|Facial recognition is same as tossing coin
The Herald | April 28, 2008
After all the rhetoric about securing our borders, the Home Office has now announced its intent significantly to weaken passport control in the UK. Starting this summer, border guards will gradually be replaced at UK airports by machines performing automatic facial recognition, comparing digital photographs to the data stored on passport chips.
Four years ago, the Home Office ran biometric enrolment trials in Glasgow, Newcastle and Leicester. The trials revealed plainly the fallibility of state-of-the-art biometric authentication. The worst performing biometric technology was facial recognition, which failed 31% of the time for able-bodied participants and a farcical 52% of the time for disabled participants.
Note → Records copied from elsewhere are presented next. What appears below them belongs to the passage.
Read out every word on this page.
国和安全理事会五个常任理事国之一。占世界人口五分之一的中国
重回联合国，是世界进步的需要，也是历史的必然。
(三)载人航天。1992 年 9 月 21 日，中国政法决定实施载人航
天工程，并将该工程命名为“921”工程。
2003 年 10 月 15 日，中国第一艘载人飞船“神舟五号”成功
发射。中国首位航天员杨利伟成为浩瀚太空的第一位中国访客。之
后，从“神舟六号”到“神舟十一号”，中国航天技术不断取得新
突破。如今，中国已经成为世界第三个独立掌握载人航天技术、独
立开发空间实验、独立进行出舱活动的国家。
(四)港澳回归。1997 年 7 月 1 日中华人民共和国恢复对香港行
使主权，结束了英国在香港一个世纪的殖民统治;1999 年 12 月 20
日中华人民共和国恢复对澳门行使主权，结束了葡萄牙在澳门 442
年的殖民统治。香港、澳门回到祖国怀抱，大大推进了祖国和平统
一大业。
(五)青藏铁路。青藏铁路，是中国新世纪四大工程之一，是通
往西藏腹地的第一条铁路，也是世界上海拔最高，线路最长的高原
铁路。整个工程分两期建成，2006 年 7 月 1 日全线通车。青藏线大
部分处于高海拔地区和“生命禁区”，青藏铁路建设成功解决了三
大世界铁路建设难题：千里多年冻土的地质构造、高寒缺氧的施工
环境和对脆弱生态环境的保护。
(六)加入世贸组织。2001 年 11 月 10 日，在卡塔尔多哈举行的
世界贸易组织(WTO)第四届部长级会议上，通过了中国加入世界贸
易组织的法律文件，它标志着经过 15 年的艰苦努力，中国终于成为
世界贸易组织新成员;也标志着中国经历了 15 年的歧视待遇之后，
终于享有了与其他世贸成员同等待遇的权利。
Problems were also encountered with the elderly, and the system did not cope well with changes to appearances.
Meanwhile, cryptographic researchers working with NO2ID have demonstrated the ability to clone UK passport chips remotely, without even removing passports from the sealed packaging in which they are delivered to recipients. Now all that will stand between imposters with cloned passports and entry to Britain will be a flawed authentication system that performs no better than tossing a coin.
The government is clearly keen to save money. There are much better savings to be made than firing the border guards at airports.
Geraint Bevan, NO2ID Scotland, Glasgow.